Хм… Достаточно ли часто он произносил «ваш корабль», чтобы Морган убедился: Эндер понимает командную иерархию?
Улыбка Моргана ничуть не изменилась.
– Буду счастлив пообщаться с вами в любое время. Сэр, для меня честь приветствовать вас на моем корабле.
– Прошу, сэр, не надо называть меня «сэр», – сказал Эндер. – Мы оба знаем, что я адмирал лишь номинально. Я не хочу, чтобы колонисты слышали, что меня называют иначе чем «мистер Виггин» – да, впрочем, и это слишком. Могу же я быть просто Эндером. Или Эндрю, если вы предпочитаете обращаться ко мне формально. Как вы на это смотрите? Не угрожает ли это дисциплине на корабле?
– Полагаю, это не идет вразрез с дисциплиной, а потому пусть будет по-вашему, – ответил адмирал. – А сейчас энсин Акбар проводит вас и вашу сестру в каюту. Поскольку очень немногие пассажиры решили проделать путь бодрствуя, всем достались каюты примерно одинаковой площади. Это ответ на вашу просьбу не выделять вам чрезмерно просторных апартаментов.
– А ваша семья, сэр? – спросил Эндер.
– Я добился расположения руководства, и оно родило мне карьеру, – сказал Морган. – Женат на Межзвездном флоте. Короче, как и вы, лечу холостяком.
Эндер осклабился:
– Думаю, нашему холостяцкому положению недолго оставаться незыблемым.

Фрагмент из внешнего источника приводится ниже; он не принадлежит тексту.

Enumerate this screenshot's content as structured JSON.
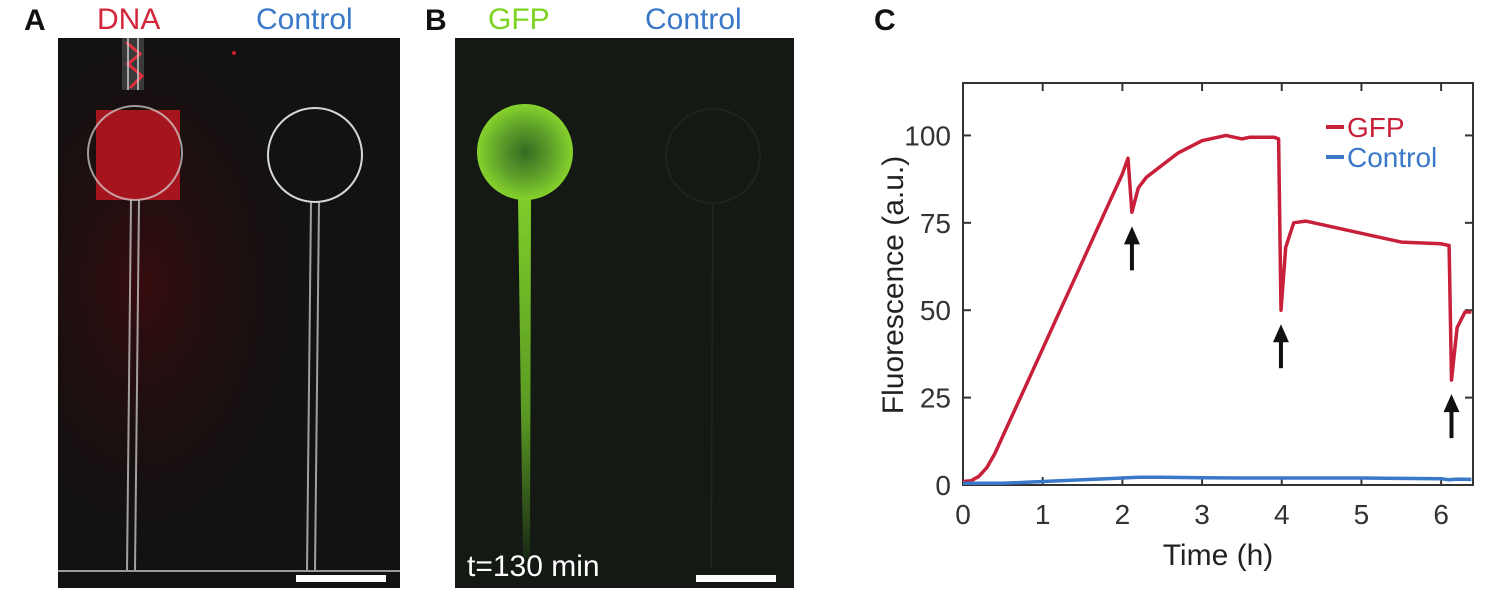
{
  "panels": {
    "a": {
      "letter": "A",
      "label_left": "DNA",
      "label_right": "Control",
      "color_left": "#d4263a",
      "color_right": "#3a78c9"
    },
    "b": {
      "letter": "B",
      "label_left": "GFP",
      "label_right": "Control",
      "color_left": "#7ed321",
      "color_right": "#3a78c9",
      "timestamp": "t=130 min"
    },
    "c": {
      "letter": "C"
    }
  },
  "chart_data": {
    "type": "line",
    "xlabel": "Time (h)",
    "ylabel": "Fluorescence (a.u.)",
    "xlim": [
      0,
      6.4
    ],
    "ylim": [
      0,
      115
    ],
    "xticks": [
      0,
      1,
      2,
      3,
      4,
      5,
      6
    ],
    "yticks": [
      0,
      25,
      50,
      75,
      100
    ],
    "legend_position": "top-right",
    "series": [
      {
        "name": "GFP",
        "color": "#c8203a",
        "points": [
          [
            0,
            1
          ],
          [
            0.1,
            1.2
          ],
          [
            0.2,
            2.5
          ],
          [
            0.3,
            5
          ],
          [
            0.4,
            9
          ],
          [
            0.5,
            14
          ],
          [
            0.6,
            19
          ],
          [
            0.8,
            29
          ],
          [
            1.0,
            39
          ],
          [
            1.2,
            49
          ],
          [
            1.4,
            59
          ],
          [
            1.6,
            69
          ],
          [
            1.8,
            79
          ],
          [
            2.0,
            89
          ],
          [
            2.07,
            93.5
          ],
          [
            2.12,
            78
          ],
          [
            2.2,
            85
          ],
          [
            2.3,
            88
          ],
          [
            2.5,
            91.5
          ],
          [
            2.7,
            95
          ],
          [
            3.0,
            98.5
          ],
          [
            3.3,
            100
          ],
          [
            3.5,
            99
          ],
          [
            3.6,
            99.5
          ],
          [
            3.9,
            99.5
          ],
          [
            3.96,
            99
          ],
          [
            3.99,
            50
          ],
          [
            4.05,
            68
          ],
          [
            4.15,
            75
          ],
          [
            4.3,
            75.5
          ],
          [
            4.6,
            74
          ],
          [
            5.0,
            72
          ],
          [
            5.5,
            69.5
          ],
          [
            6.0,
            69
          ],
          [
            6.1,
            68.5
          ],
          [
            6.13,
            30
          ],
          [
            6.2,
            45
          ],
          [
            6.3,
            49.5
          ],
          [
            6.38,
            49.5
          ]
        ]
      },
      {
        "name": "Control",
        "color": "#3a78c9",
        "points": [
          [
            0,
            0.5
          ],
          [
            0.5,
            0.5
          ],
          [
            1.0,
            1
          ],
          [
            1.5,
            1.5
          ],
          [
            1.8,
            1.8
          ],
          [
            2.0,
            2
          ],
          [
            2.2,
            2.2
          ],
          [
            2.5,
            2.2
          ],
          [
            3.0,
            2.1
          ],
          [
            3.5,
            2
          ],
          [
            4.0,
            2
          ],
          [
            4.5,
            2
          ],
          [
            5.0,
            2
          ],
          [
            5.5,
            1.9
          ],
          [
            6.0,
            1.8
          ],
          [
            6.1,
            1.5
          ],
          [
            6.2,
            1.7
          ],
          [
            6.38,
            1.6
          ]
        ]
      }
    ],
    "arrows": [
      {
        "x": 2.12,
        "y": 78
      },
      {
        "x": 3.99,
        "y": 50
      },
      {
        "x": 6.13,
        "y": 30
      }
    ],
    "legend": [
      "GFP",
      "Control"
    ]
  }
}
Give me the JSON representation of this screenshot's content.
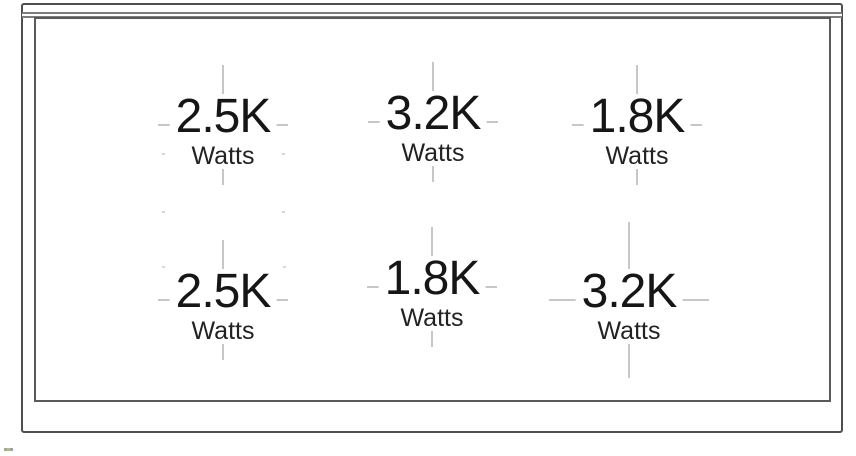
{
  "diagram": {
    "type": "cooktop-burner-wattage-layout",
    "rows": 2,
    "columns": 3
  },
  "burners": [
    {
      "id": "top-left",
      "power": "2.5K",
      "unit": "Watts"
    },
    {
      "id": "top-center",
      "power": "3.2K",
      "unit": "Watts"
    },
    {
      "id": "top-right",
      "power": "1.8K",
      "unit": "Watts"
    },
    {
      "id": "bottom-left",
      "power": "2.5K",
      "unit": "Watts"
    },
    {
      "id": "bottom-center",
      "power": "1.8K",
      "unit": "Watts"
    },
    {
      "id": "bottom-right",
      "power": "3.2K",
      "unit": "Watts"
    }
  ],
  "colors": {
    "outer_frame": "#4f4f4f",
    "inner_frame": "#595959",
    "back_edge_band": "#7d7d7d",
    "crosshair": "#c7c7c7",
    "text": "#161616",
    "background": "#ffffff"
  }
}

– Наша задача – воспроизводство нашего вида вне Земли, – кивнул Морган. – Но полет пройдет более гладко, если мы постараемся сохранить холостяцкое положение до его окончания.
– Мое охраняет невежество юности, – сказал Эндер, – а ваше – служебная субординация. Благодарю вас за личную встречу – это высокая честь. В последние несколько дней я мало спал. Надеюсь, мне простят, если я залягу в спячку часов на восемнадцать. Боюсь, я пропущу начало ускорения.
– Его все пропустят, господин Виггин. Гашение инерции на этом корабле – на высшем уровне. На самом деле мы уже ускоряемся при двух g, и все же единственная ощутимая гравитация – центростремительное ускорение при вращении корабля.
– Это странно, – заметила Валентина. – Ведь центростремительное ускорение тоже инерциальное. Я бы сказала, оно тоже должно подавляться.
– Подавление инерции имеет четкую направленность, оно воздействует лишь на перемещение корабля вперед, – пояснил Морган. – Мисс Виггин, прошу прощения, я почти проигнорировал вас. Боюсь, слава и ранг вашего брата отвлекли меня настолько, что я позабыл о хороших манерах.
– Вы не обязаны их проявлять, – легко рассмеявшись, ответила Валентина. – Я иду просто в нагрузку к нему.
На этом они расстались, и энсин Акбар проводил Эндера и Валентину в каюту. Это помещение не было огромным, но оно было хорошо оборудовано. Энсин потратил несколько минут на то, чтобы показать, где хранится одежда, припасы и оборудование и как пользоваться внутренней связью корабля. Акбар также настоял на том, чтобы разложить обе койки и затем убрать их снова вверх, зафиксировав так, чтобы они не мешали. Так что Эндер и Валентина прошли полный инструктаж. Затем Акбар показал им, как опускать и поднимать жалюзи, превращающие каюту в две отдельные спальни.
– Спасибо, – сказал Эндер. – Думаю, сейчас я снова опущу кровать, чтобы можно было поспать.
Лейтенант Акбар с кучей извинений снова опустил обе койки, игнорируя протесты и заверения пассажиров, что они вполне способны и сами с этим справиться. Когда койки были разложены, энсин пошел к выходу и остановился в дверях.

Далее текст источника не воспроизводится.